Marketing Fight
The World Water Forum Comes to Mexico City
by John Gibler
April 05, 2006
In Mexican water politics, poverty is good business. Eleven million people here live without access to potable water and another 25 million live in villages and cities with taps that run as little as a few hours a week. Most of those who do have in-door plumbing and supposedly potable water do not drink it. This all makes Mexico a $32 billion a year market for bottled water companies like Coca Cola and Nestle.

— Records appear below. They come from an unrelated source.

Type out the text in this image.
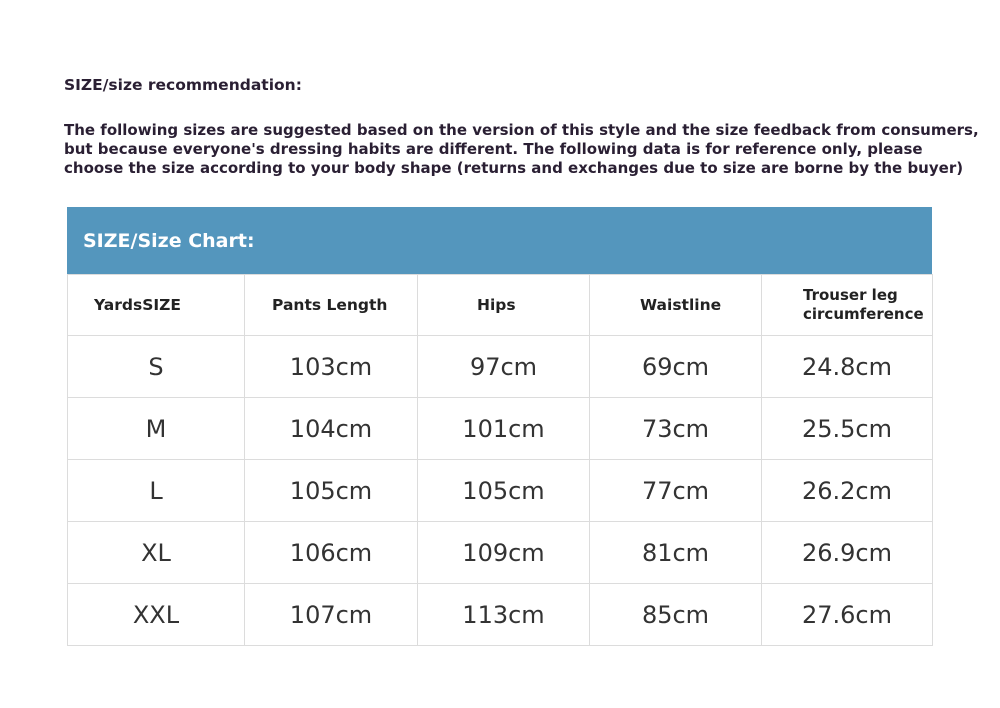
SIZE/size recommendation:
The following sizes are suggested based on the version of this style and the size feedback from consumers,
but because everyone's dressing habits are different. The following data is for reference only, please
choose the size according to your body shape (returns and exchanges due to size are borne by the buyer)
SIZE/Size Chart:
YardsSIZE	Pants Length	Hips	Waistline	Trouser leg circumference

S	103cm	97cm	69cm	24.8cm
M	104cm	101cm	73cm	25.5cm
L	105cm	105cm	77cm	26.2cm
XL	106cm	109cm	81cm	26.9cm
XXL	107cm	113cm	85cm	27.6cm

In 1992, as part of the constitutional reforms necessary to approve the North American Free Trade Agreement (NAFTA), then-President Carlos Salinas pushed an amendment of Article 27 of the Mexican Constitution to allow concessions of water and water services to foreign companies. In the decade that followed, Mexico privatized twenty percent of its water services and became the second largest bottled water consumer in the world.
In Iztapalapa, Mexico City's largest neighborhood, residents say that tamarind water flows from the tap, generously comparing the brown liquid that waits in their pipes to a lunchtime beverage. Their water problems, however, pre-date the Salinas era privatizations.
(snip)
Nearly 2 million people in Iztapalapa live in the belly of a dried lake and depend upon a fast-sinking, contaminated aquifer for drinking water. The Churubusco River that used to flow into the lake is now caught on the edge of the Valley of Mexico and rerouted to the high-end neighborhoods of Las Lomas, where the fourth World Water Forum was held from March 16-22 in a convention center owned by Mexico's largest bank, Banamex.